After all, their screen CVs are doused with alcohol. The Winchester Hotel is the beloved watering hole in Shaun of the Dead, where they ward off swarms of undead Brits. There are numerous pub scenes in Hot Fuzz. And continuous drinking isn’t just an element of the zany The World’s End — it is written into the script as an integral part of the story. The characters must keep drinking as they make jokes and beat up bad guys. In turn Wright cuts the ribbon on a new genre: the apocalyptic pub crawl movie.
Comedians like reacting to shtick, so I decided to provide them with some. You can imagine my surprise when — after asking a joke question about whether Australians can drink English people under the table — instead of sharing a story about, say, a mate who got so drunk he mistook a divvy van for a taco truck, the actors, seriously unimpressed, took the moral high ground. Pegg scoffs “if you like” and Frost responds with:
“I think you’re very, very wrong…Drinking has gone completely out of hand at home and you know, it’s a terribly dark culture that should’t be hoisted upon the shoulders of society and applauded.”

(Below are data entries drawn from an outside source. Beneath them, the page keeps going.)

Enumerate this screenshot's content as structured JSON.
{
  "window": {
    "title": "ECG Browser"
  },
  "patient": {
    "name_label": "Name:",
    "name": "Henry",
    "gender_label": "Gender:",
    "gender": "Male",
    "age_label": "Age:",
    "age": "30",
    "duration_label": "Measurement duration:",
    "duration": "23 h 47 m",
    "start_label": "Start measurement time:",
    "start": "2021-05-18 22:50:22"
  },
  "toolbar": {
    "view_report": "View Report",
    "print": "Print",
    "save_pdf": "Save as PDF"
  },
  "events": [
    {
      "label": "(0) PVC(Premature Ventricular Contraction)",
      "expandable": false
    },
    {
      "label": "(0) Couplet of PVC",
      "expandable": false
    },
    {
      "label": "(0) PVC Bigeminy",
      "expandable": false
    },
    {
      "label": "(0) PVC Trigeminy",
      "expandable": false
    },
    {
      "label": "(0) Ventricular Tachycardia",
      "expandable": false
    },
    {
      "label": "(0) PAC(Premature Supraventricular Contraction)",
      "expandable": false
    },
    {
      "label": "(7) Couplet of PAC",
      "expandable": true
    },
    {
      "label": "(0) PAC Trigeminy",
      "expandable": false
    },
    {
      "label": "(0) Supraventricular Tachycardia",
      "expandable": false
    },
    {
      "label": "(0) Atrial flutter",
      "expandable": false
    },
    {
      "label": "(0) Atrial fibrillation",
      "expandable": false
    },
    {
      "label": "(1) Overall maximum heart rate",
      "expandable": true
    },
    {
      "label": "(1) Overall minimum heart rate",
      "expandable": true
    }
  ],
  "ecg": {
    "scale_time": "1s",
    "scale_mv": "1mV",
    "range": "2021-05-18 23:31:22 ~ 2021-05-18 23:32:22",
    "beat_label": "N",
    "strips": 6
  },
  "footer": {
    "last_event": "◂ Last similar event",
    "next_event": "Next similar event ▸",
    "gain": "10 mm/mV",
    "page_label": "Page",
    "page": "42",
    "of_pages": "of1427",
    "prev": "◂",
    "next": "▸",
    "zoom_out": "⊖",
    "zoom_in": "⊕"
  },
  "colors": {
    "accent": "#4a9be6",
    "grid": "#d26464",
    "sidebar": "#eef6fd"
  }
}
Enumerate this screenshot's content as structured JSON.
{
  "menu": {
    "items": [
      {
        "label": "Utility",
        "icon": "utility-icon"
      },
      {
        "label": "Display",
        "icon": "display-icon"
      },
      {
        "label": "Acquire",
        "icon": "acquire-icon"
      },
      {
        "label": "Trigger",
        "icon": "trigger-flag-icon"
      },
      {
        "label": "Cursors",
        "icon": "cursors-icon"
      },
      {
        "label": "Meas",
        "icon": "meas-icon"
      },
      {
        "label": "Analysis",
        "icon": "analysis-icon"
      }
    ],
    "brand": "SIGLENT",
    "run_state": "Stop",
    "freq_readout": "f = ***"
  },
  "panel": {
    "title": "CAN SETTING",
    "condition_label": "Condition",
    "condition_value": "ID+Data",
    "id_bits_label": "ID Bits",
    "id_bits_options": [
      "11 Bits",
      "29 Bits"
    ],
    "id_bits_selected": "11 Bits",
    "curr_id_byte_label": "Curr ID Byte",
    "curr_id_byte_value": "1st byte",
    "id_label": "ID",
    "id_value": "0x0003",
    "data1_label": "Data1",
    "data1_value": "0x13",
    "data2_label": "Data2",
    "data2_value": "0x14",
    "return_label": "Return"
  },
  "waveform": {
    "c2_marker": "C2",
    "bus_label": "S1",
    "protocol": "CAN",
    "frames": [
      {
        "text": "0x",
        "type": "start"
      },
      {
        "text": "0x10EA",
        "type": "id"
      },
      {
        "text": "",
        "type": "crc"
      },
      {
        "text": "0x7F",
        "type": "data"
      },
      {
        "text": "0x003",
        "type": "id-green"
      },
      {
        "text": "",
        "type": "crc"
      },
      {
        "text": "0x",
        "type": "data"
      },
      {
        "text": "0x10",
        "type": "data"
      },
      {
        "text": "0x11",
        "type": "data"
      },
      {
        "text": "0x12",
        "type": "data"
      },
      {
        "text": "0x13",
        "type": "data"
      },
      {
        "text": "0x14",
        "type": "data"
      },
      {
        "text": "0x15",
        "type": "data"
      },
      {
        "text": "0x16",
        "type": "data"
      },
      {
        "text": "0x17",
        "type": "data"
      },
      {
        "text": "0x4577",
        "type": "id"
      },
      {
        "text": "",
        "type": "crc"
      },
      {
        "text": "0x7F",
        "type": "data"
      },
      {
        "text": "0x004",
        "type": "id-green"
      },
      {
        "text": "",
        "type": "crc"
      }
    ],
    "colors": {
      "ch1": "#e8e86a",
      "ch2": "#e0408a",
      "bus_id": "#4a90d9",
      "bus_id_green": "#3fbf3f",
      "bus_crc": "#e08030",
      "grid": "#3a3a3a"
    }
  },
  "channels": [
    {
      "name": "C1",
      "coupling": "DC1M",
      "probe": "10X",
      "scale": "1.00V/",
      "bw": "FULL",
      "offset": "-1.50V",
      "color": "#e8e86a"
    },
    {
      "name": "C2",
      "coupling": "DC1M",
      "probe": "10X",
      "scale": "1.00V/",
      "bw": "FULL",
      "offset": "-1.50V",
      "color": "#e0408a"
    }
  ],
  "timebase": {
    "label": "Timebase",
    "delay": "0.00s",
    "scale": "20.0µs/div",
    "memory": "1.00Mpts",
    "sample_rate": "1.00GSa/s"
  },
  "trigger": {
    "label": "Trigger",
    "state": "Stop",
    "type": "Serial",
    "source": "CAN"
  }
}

Their unexpectedly sober response to a gag question about drinking, made on the PR circuit to promote a comedy about a pub crawl, makes me laugh, but they’re not joking, and the interview never really recovers. My self-consciously delivered follow up remarks about the “humorous mixed messages” Pegg sent by giving up booze three years ago then starring in a movie predicated on continuous drinking don’t go down well either.
I had enough time on the shot clock to make up some ground with a question about Cake Flushing, a 2008 viral video in which Frost flushes chocolate cakes down hotel toilets. I’m grateful they don’t take me seriously when I describe it as “an esoteric cult film” that generated “a very under-appreciated response.”